What happened next is one of the most remarkable acts of cultural preservation in human history. The Andalusian musical tradition — the sophisticated art music that had developed in the courts of Córdoba, Seville, and Granada over eight centuries — was transplanted to North Africa. And there, in the cities of Morocco, Algeria, and Tunisia, it has been maintained with extraordinary fidelity for five hundred years.
The tradition is called by different names in different places: musiqa al-andalus, gharnati (from Granada), san'a, malouf. The regional variants differ in instrumentation, repertoire, and stylistic emphasis, but they share a common ancestry in the Andalusian court music of medieval Iberia.

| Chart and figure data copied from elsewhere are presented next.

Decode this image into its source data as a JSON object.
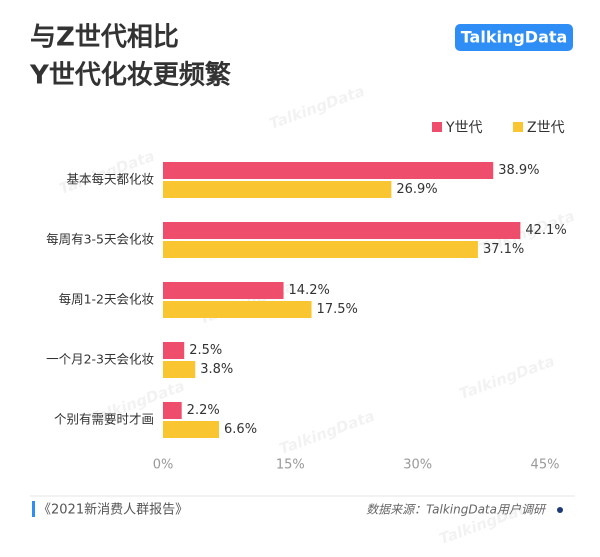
{
  "chart_data": {
    "type": "bar",
    "orientation": "horizontal",
    "title": [
      "与Z世代相比",
      "Y世代化妆更频繁"
    ],
    "logo": "TalkingData",
    "watermark": "TalkingData",
    "categories": [
      "基本每天都化妆",
      "每周有3-5天会化妆",
      "每周1-2天会化妆",
      "一个月2-3天会化妆",
      "个别有需要时才画"
    ],
    "series": [
      {
        "name": "Y世代",
        "color": "#ee4d6b",
        "values": [
          38.9,
          42.1,
          14.2,
          2.5,
          2.2
        ],
        "value_labels": [
          "38.9%",
          "42.1%",
          "14.2%",
          "2.5%",
          "2.2%"
        ]
      },
      {
        "name": "Z世代",
        "color": "#f9c631",
        "values": [
          26.9,
          37.1,
          17.5,
          3.8,
          6.6
        ],
        "value_labels": [
          "26.9%",
          "37.1%",
          "17.5%",
          "3.8%",
          "6.6%"
        ]
      }
    ],
    "xlim": [
      0,
      45
    ],
    "xticks": [
      {
        "value": 0,
        "label": "0%"
      },
      {
        "value": 15,
        "label": "15%"
      },
      {
        "value": 30,
        "label": "30%"
      },
      {
        "value": 45,
        "label": "45%"
      }
    ],
    "grid": false,
    "legend": "top-right",
    "report": "《2021新消费人群报告》",
    "source": "数据来源：TalkingData用户调研"
  }
}
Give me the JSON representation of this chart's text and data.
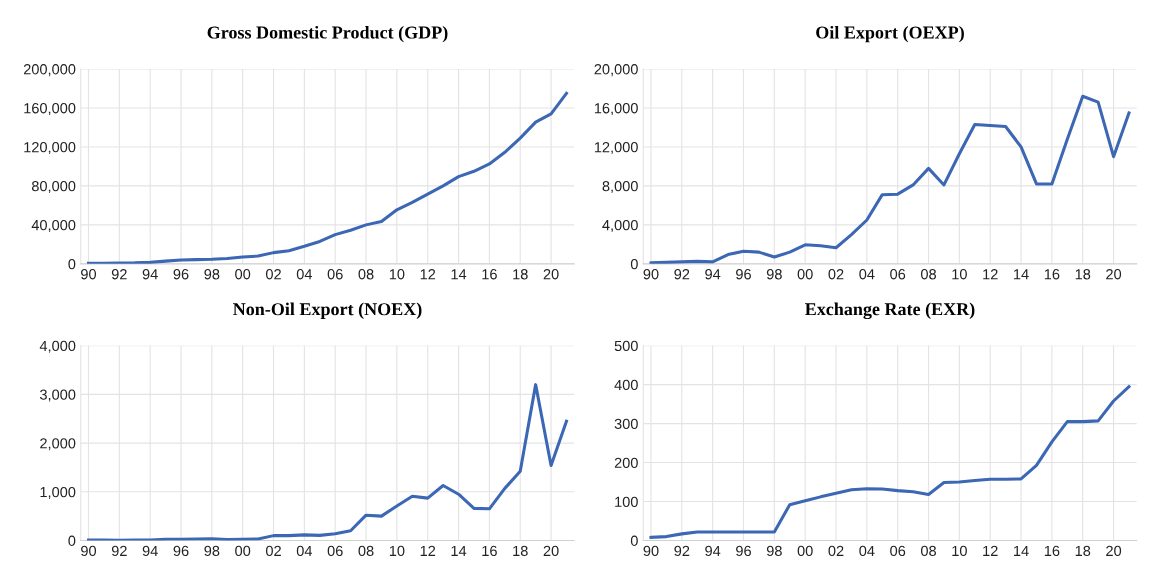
{
  "chart_data": [
    {
      "type": "line",
      "title": "Gross Domestic Product (GDP)",
      "categories": [
        "90",
        null,
        "92",
        null,
        "94",
        null,
        "96",
        null,
        "98",
        null,
        "00",
        null,
        "02",
        null,
        "04",
        null,
        "06",
        null,
        "08",
        null,
        "10",
        null,
        "12",
        null,
        "14",
        null,
        "16",
        null,
        "18",
        null,
        "20",
        null
      ],
      "series": [
        {
          "color": "#3c67b5",
          "values": [
            500,
            600,
            900,
            1000,
            1500,
            2800,
            4000,
            4300,
            4700,
            5500,
            7000,
            8000,
            11500,
            13500,
            18000,
            23000,
            30000,
            34500,
            40000,
            43500,
            55500,
            63000,
            71500,
            80000,
            89500,
            95000,
            102500,
            114500,
            129000,
            145500,
            154000,
            175000
          ]
        }
      ],
      "ylim": [
        0,
        200000
      ],
      "yticks": [
        {
          "value": 0,
          "label": "0"
        },
        {
          "value": 40000,
          "label": "40,000"
        },
        {
          "value": 80000,
          "label": "80,000"
        },
        {
          "value": 120000,
          "label": "120,000"
        },
        {
          "value": 160000,
          "label": "160,000"
        },
        {
          "value": 200000,
          "label": "200,000"
        }
      ],
      "grid": true
    },
    {
      "type": "line",
      "title": "Oil Export (OEXP)",
      "categories": [
        "90",
        null,
        "92",
        null,
        "94",
        null,
        "96",
        null,
        "98",
        null,
        "00",
        null,
        "02",
        null,
        "04",
        null,
        "06",
        null,
        "08",
        null,
        "10",
        null,
        "12",
        null,
        "14",
        null,
        "16",
        null,
        "18",
        null,
        "20",
        null
      ],
      "series": [
        {
          "color": "#3c67b5",
          "values": [
            100,
            150,
            200,
            250,
            200,
            950,
            1300,
            1200,
            700,
            1200,
            1950,
            1850,
            1650,
            3000,
            4500,
            7100,
            7150,
            8100,
            9800,
            8100,
            11300,
            14300,
            14200,
            14100,
            12000,
            8200,
            8200,
            12800,
            17200,
            16600,
            11000,
            15500
          ]
        }
      ],
      "ylim": [
        0,
        20000
      ],
      "yticks": [
        {
          "value": 0,
          "label": "0"
        },
        {
          "value": 4000,
          "label": "4,000"
        },
        {
          "value": 8000,
          "label": "8,000"
        },
        {
          "value": 12000,
          "label": "12,000"
        },
        {
          "value": 16000,
          "label": "16,000"
        },
        {
          "value": 20000,
          "label": "20,000"
        }
      ],
      "grid": true
    },
    {
      "type": "line",
      "title": "Non-Oil Export (NOEX)",
      "categories": [
        "90",
        null,
        "92",
        null,
        "94",
        null,
        "96",
        null,
        "98",
        null,
        "00",
        null,
        "02",
        null,
        "04",
        null,
        "06",
        null,
        "08",
        null,
        "10",
        null,
        "12",
        null,
        "14",
        null,
        "16",
        null,
        "18",
        null,
        "20",
        null
      ],
      "series": [
        {
          "color": "#3c67b5",
          "values": [
            10,
            10,
            5,
            10,
            10,
            25,
            25,
            30,
            35,
            20,
            25,
            30,
            100,
            100,
            115,
            105,
            140,
            200,
            520,
            500,
            710,
            910,
            870,
            1130,
            950,
            660,
            650,
            1070,
            1420,
            3200,
            1540,
            2450
          ]
        }
      ],
      "ylim": [
        0,
        4000
      ],
      "yticks": [
        {
          "value": 0,
          "label": "0"
        },
        {
          "value": 1000,
          "label": "1,000"
        },
        {
          "value": 2000,
          "label": "2,000"
        },
        {
          "value": 3000,
          "label": "3,000"
        },
        {
          "value": 4000,
          "label": "4,000"
        }
      ],
      "grid": true
    },
    {
      "type": "line",
      "title": "Exchange Rate (EXR)",
      "categories": [
        "90",
        null,
        "92",
        null,
        "94",
        null,
        "96",
        null,
        "98",
        null,
        "00",
        null,
        "02",
        null,
        "04",
        null,
        "06",
        null,
        "08",
        null,
        "10",
        null,
        "12",
        null,
        "14",
        null,
        "16",
        null,
        "18",
        null,
        "20",
        null
      ],
      "series": [
        {
          "color": "#3c67b5",
          "values": [
            8,
            10,
            17,
            22,
            22,
            22,
            22,
            22,
            22,
            92,
            102,
            112,
            121,
            130,
            133,
            132,
            128,
            125,
            118,
            149,
            150,
            154,
            157,
            157,
            158,
            193,
            253,
            305,
            305,
            307,
            358,
            395
          ]
        }
      ],
      "ylim": [
        0,
        500
      ],
      "yticks": [
        0,
        100,
        200,
        300,
        400,
        500
      ],
      "grid": true
    }
  ]
}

The central musical form is the nuba — a suite of pieces in a single maqam, organized by rhythmic mode and proceeding from slow to fast. A complete nuba performance lasts several hours. Traditional practice recognized twenty-four nubat corresponding to the twenty-four hours of the day, though fewer than half of these survive in complete form.
The instruments are those of medieval Andalusia: the oud, the rabab (a bowed instrument), the qanun (a plucked zither), the nay (an end-blown flute), the tar (a frame drum), and various types of percussion. The ensemble sound is intimate and precise — chamber music, essentially, carrying the refinement of court culture.
The cities where the tradition was maintained each developed distinctive approaches. Fez, the city that received the largest concentration of Andalusian refugees, developed the most formal and conservative approach to the repertoire. Tlemcen in western Algeria developed its own variant — gharnati — that shows Spanish influence more openly in its rhythmic patterns. Tunis maintained the malouf tradition, which has its own characteristic modal and rhythmic preferences.
For modern listeners, the recordings of the Orchestre de la Radiodiffusion Nationale Algérienne and similar state ensembles offer access to the tradition in its more formal contexts. The Moroccan group Hespèrion XXI, directed by Jordi Savall, has produced remarkable recordings that explore the common ancestry of Andalusian music from both the Spanish and Arabic sides of the Mediterranean — a musical dialogue across five centuries of separation.
The Alhambra's plasterwork still carries Arabic inscriptions: "wa la ghalib illa Allah" — "there is no victor but God." The music that left when the palace fell proves the same point differently: power passes, but beauty persists.